Background: Prophylactic closure of mucosal defects after colorectal endoscopic submucosal dissection (ESD) can reduce the incidence of postoperative adverse events. However, data on this notion are limited. This study retrospectively evaluated the effect of closure using a double-layered suturing technique on postoperative adverse events.

Methods: A total of 370 lesions in 317 patients who underwent colorectal ESD were included in this analysis. Patients with 197 lesions that were completely closed were then assigned to the closure group. Patients with 173 lesions, including 55 that were partially closed and 118 that were not closed, were assigned to the non-closure group. Propensity score matching was performed, and 136 lesions were selected for each group.

Results: The closure group had a significantly lower overall incidence rate of postoperative adverse events, including delayed bleeding, delayed perforation, and post-ESD electrocoagulation syndrome, than the non-closure group (2.2% vs. 9.6%, p=0.018). The closure group had a significantly lower incidence of abdominal pain on the day after ESD than the non-closure group (2.9% vs. 11.0%, p=0.015).

Conclusions: Prophylactic closure of mucosal defects after colorectal ESD using a double-layered suturing technique could prevent postoperative adverse events and abdominal pain on the day after ESD.

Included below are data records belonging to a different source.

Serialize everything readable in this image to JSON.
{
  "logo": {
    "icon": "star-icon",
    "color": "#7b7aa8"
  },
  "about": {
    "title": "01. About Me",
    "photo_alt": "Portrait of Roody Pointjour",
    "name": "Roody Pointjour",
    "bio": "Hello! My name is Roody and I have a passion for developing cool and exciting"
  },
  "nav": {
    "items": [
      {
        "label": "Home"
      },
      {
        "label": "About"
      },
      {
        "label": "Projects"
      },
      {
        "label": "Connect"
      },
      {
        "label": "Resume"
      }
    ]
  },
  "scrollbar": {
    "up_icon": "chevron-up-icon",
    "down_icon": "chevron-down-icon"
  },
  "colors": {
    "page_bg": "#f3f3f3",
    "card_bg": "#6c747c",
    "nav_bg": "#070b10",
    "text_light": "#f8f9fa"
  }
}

背景:结肠内镜下粘膜下剥离(ESD)术后预防性关闭粘膜缺损可减少术后不良事件的发生。然而,关于这个概念的数据是有限的。本研究回顾性评估了采用双层缝合技术缝合对术后不良事件的影响。方法:对317例结肠ESD患者的370个病变进行分析。197个病灶完全闭合的患者被分配到闭合组。173例病变,其中55例部分闭合,118例未闭合,被分配到非闭合组。进行倾向评分匹配,每组选择136个病变。结果:闭合组术后迟发性出血、迟发性穿孔、esd后电凝综合征等不良事件的总发生率显著低于未闭合组(2.2% vs. 9.6%, p=0.018)。术后1天,闭合组腹痛发生率明显低于未闭合组(2.9% vs. 11.0%, p=0.015)。结论:采用双层缝合技术对结直肠ESD术后粘膜缺损进行预防性缝合,可预防ESD术后不良事件及术后1天腹痛。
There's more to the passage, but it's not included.